Classic CPE-based VPN solutions present similar implementation hurdles. Instead of building PVCs, enterprises -- or their applicable service providers -- must design and build complex security associations between VPN equipment located on each site. With carrier-class VPN infrastructure built into the network, network VPN solutions overcome this obstacle.

Another trait ASPs should look for in a service provider partner is expert order engineering. Leading-edge technology will not be sufficient if a Wide Area Network (WAN) has not been designed properly. While sales reps typically have the best intentions, a service provider that employs trained engineers in network design and security to architect customer solutions should be engaged. As well as providing quality assurance, leading-edge order engineering leads to substantive customer satisfaction.

Once orders have been submitted, service providers must have the proper back-office systems in place to fulfill requests. These "flow through" provisioning tools ensure that conceived solutions are built accurately and in a timely fashion -- but that is just the beginning. Service providers that have truly mastered the art of service delivery offer tools that empower customers beyond initial implementation throughout the service lifecycle.

These tools offer ASPs and/or individual enterprises electronic access to a robust product catalog.
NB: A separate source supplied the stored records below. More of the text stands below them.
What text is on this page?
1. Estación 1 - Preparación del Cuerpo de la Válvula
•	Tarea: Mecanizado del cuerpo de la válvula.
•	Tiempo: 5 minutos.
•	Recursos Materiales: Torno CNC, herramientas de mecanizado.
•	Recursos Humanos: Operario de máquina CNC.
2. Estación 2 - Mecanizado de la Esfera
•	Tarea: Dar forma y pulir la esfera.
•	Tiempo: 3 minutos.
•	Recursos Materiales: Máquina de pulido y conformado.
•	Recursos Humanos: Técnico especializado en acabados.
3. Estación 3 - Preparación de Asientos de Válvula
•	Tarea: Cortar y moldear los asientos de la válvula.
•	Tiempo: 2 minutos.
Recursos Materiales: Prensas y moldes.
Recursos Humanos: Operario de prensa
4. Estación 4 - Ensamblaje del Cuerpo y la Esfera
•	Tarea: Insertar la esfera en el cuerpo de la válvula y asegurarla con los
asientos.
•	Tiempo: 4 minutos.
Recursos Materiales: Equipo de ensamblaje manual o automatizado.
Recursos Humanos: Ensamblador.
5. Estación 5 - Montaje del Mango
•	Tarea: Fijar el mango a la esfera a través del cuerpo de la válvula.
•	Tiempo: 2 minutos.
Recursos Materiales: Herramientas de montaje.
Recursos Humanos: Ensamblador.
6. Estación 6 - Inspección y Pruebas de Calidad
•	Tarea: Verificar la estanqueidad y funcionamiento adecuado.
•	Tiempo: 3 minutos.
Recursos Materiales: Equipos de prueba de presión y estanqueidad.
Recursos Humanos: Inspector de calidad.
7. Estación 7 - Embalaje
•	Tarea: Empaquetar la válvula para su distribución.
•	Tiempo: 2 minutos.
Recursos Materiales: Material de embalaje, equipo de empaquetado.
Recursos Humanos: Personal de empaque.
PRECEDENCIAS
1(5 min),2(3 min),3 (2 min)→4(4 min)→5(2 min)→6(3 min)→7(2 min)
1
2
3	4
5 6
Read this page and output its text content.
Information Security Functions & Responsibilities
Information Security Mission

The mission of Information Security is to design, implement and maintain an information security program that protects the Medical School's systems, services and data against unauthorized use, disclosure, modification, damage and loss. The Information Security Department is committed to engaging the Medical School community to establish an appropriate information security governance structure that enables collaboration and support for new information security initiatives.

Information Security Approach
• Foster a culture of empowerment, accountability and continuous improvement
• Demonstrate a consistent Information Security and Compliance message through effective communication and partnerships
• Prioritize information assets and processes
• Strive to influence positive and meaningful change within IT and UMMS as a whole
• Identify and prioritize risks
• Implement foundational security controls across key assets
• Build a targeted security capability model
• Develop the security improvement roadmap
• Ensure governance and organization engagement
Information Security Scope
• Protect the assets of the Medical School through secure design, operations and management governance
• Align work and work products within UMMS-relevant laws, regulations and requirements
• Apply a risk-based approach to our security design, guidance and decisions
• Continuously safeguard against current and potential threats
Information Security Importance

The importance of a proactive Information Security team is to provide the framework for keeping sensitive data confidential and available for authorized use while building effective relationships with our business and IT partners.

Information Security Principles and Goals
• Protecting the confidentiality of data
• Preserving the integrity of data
Instead of lengthy interaction with service provider representatives, customers simply browse through service options; identify financial implications via a pricing module; and initiate desired moves, adds, and changes to respective networks. For added ease of use, numerous templates should be stored that can be activated quickly, making it possible for customers to complete design work on the fly.

Management Control
In the realm of managed services, trust extends beyond mere concerns about a service provider's capacity to adequately deliver its service. Customers often fear they are relinquishing control, which makes them feel powerless. But as management guru Tom Peters stresses, "Powerlessness is a state of mind." Basic human nature includes a hunger for information, a way of gaining a perception of control. Therefore, service providers must use management tools, along with customer-centric reporting and billing approaches, to turn the trust issue into a positive decision criterion instead of a negative one.

Service providers that can translate their networking technologies into tools that place customers in control will thrive. While assuming the day-to-day management burden of operating customer WANs, service providers have the capacity to keep control in the hands of those they serve. Through Web-based VPN management tools, service providers should enable customers to perform tasks such as monitoring performance, examining firewall rule sets, and modifying traffic shaping and policing policies.

Summary
A significant number of enterprises are pursuing outsourcing strategies to focus their attention on what they do best. The ASP that is properly equipped to meet their demands will reap the rewards. This will only be achieved through partnering with a VPN service provider that reliably delivers the associated networking solutions customers require.

Scott R. Cassell is a senior product manager, Qwest VPN at Qwest Communications International Inc. Qwest is a global provider of secure broadband Internet-based data, voice, and image communications for businesses and consumers.